What makes following this field genuinely interesting is the uncertainty that still surrounds it. The researchers are not shy about the challenges. Neurons perish. The CL1’s six-month lifespan is a hard biological limit. Organoids need constant nutrient feeding, temperature control, and careful handling that does not scale easily to industrial settings.
The neuromorphic silicon systems are impressive at specific tasks — sensory processing, edge inference, tasks with clear temporal structure — but they are not yet general replacements for the GPUs that train the large models everyone uses. There is a sense, talking to people in this space, that they are building something whose full shape is not yet clear even to them. The tools exist. The early results are encouraging.
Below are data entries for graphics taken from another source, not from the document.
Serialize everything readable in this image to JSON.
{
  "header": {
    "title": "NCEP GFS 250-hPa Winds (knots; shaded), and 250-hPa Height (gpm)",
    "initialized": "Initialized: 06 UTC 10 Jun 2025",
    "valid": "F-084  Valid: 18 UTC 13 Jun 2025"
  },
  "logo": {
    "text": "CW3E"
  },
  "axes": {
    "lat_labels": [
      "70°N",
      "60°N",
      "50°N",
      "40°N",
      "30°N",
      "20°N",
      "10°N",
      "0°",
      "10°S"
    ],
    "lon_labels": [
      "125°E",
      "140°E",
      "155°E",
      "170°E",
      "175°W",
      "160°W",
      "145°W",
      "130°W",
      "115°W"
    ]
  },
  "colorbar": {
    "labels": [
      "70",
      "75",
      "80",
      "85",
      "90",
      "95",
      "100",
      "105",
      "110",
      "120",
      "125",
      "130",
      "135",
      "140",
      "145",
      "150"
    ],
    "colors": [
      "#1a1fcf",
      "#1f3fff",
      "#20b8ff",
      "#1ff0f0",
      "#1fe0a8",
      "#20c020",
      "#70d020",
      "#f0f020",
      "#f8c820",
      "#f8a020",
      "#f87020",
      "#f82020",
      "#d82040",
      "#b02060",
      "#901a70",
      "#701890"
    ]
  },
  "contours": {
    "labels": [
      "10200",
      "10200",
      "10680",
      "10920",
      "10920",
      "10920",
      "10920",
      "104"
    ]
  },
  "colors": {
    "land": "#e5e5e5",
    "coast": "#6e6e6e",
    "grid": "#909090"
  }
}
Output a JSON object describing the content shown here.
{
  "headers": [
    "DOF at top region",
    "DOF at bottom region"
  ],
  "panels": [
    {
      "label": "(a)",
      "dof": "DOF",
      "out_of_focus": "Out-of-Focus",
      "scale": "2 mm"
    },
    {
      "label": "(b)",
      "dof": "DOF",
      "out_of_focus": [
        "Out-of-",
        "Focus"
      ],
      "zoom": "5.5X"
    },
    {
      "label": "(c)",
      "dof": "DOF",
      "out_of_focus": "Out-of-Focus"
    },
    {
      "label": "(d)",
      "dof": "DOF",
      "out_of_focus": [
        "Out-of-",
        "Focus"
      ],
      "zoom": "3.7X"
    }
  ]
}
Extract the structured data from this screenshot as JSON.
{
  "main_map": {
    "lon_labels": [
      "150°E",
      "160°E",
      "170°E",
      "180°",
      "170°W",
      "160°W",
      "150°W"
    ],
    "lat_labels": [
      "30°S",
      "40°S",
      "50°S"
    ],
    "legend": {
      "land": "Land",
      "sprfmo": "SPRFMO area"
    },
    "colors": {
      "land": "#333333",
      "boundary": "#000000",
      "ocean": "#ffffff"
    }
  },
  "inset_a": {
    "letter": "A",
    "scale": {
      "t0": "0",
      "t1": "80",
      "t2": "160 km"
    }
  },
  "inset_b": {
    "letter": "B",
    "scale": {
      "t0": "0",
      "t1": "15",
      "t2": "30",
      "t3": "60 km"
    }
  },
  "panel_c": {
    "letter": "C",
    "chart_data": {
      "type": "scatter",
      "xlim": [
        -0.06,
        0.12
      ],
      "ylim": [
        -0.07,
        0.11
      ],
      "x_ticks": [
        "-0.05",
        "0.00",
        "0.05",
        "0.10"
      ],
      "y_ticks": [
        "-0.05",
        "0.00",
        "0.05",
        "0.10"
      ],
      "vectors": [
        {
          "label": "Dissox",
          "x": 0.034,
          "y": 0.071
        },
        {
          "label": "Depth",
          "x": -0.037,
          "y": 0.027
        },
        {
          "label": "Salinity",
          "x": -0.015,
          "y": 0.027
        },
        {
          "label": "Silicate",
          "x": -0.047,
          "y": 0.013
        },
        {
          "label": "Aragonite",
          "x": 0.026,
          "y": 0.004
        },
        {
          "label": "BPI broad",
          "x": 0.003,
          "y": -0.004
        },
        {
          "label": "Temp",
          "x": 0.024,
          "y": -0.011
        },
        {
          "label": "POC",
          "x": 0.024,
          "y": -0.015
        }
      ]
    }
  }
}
It’s still really unclear what the technology will eventually become.
Watching it unfold from a distance, the thing that strikes an observer most is how the two tracks — living cells and silicon mimics — are not really competing. They are posing distinct queries. One wonders what might happen if biology were introduced straight into the machine. The other inquires as to how accurately biology can be approximated utilizing the available resources. Because no one yet knows which way to go or what combination might eventually result in something that actually alters how computation functions at scale, both are valid and essential. It’s silent in the laboratory. However, the questions they are facing are serious ones.